Sutherland Shire Council is pleased to announce the Woolooware Bay Shared Pathway Stage 6 Project has won an international award in the 2019 International Project Management Association Awards in Mexico.
The Gold Medal for the Global Project Excellence Award in the category of small/medium sized projects for Social/ Regional Development/ Community Service is the project’s fifth industry award.
Nominated by the Australian Institute of Project Management, the Woolooware Bay Shared Pathway Project has been an incredible success since the final section of ‘Stage 6’, connecting Shorebird Reserve and Atkinson Road Taren Point, was opened in April 2018.
“We are exceptionally proud to have received another industry award for this important project, this time on the international stage,” said Sutherland Shire Mayor, Councillor Carmelo Pesce.
“The design and project management components of our multi-award winning Woolooware Bay Shared Pathway project were undertaken in house, so receiving awards like this is testament to the hard work and dedication of those involved and also reflects the impressive quality of facilities Council is delivering for our community.”
Chief Executive Officer of the Australian Institute of Project Management, Elizabeth Foley said they chose only the highest calibre projects in Australia to represent project management on the international stage at the 2019 IPMA Global Awards.
“Sutherland Shire Council’s Woolooware Bay Shared Pathway at Taren Point was an entry from the 2018 Project Management Achievement Awards program that we identified as delivering project excellence whilst simultaneously benefiting the community by delivering a project of historical and environmental significance,” Ms Foley said.

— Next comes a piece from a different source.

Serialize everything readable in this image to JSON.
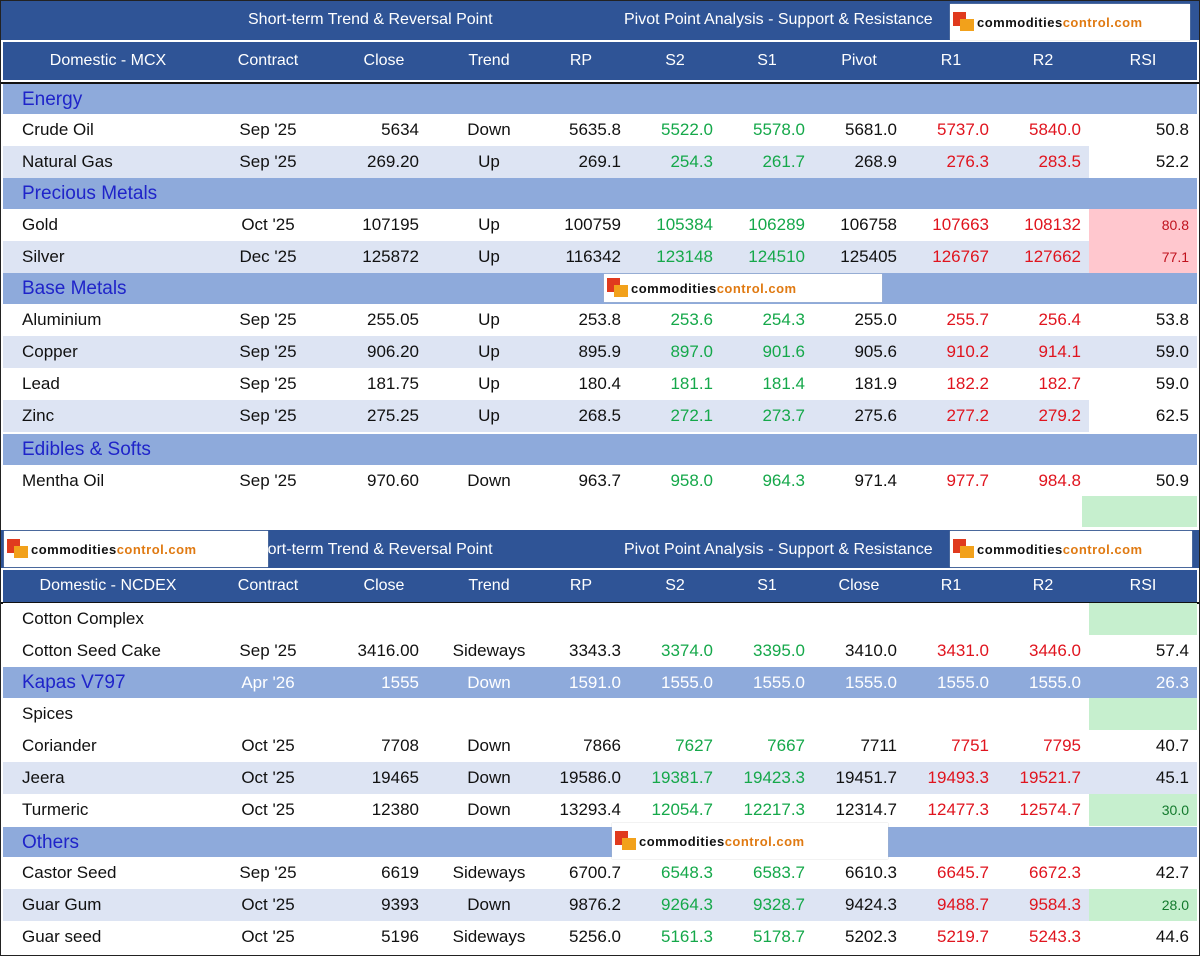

The five kilometre Woolooware Bay Shared Pathway is a major part of the 43.6 kilometre long Botany Bay Trail that will enable the community to safely walk and cycle along a dedicated shared pathway around Botany Bay from La Perouse to Kurnell.
It also provides an important regional link to the Greater Sydney region, including Kingsford Smith Airport, Sydney CBD, Homebush and Ryde.
Whilst being a safe, accessible transport link and recreational space for Sutherland Shire residents, their families and visitors, the foreshore is also habitat for a community of shorebirds, both migratory and resident, of which one is critically endangered, three are endangered and ten are vulnerable.
The dilapidated heritage listed oyster processing jetty was sensitively restored and a new sand island constructed to provide a place for roosting and nesting for shorebirds. The sand island has already been used by shorebirds including the endangered pied oystercatcher and the bar-tailed godwit, who make an annual migration as far as the Arctic Circle.
Environmentally friendly seawalls also provide protection to the foreshore from erosion and have been planted with 990 square metres of threatened native salt marsh species.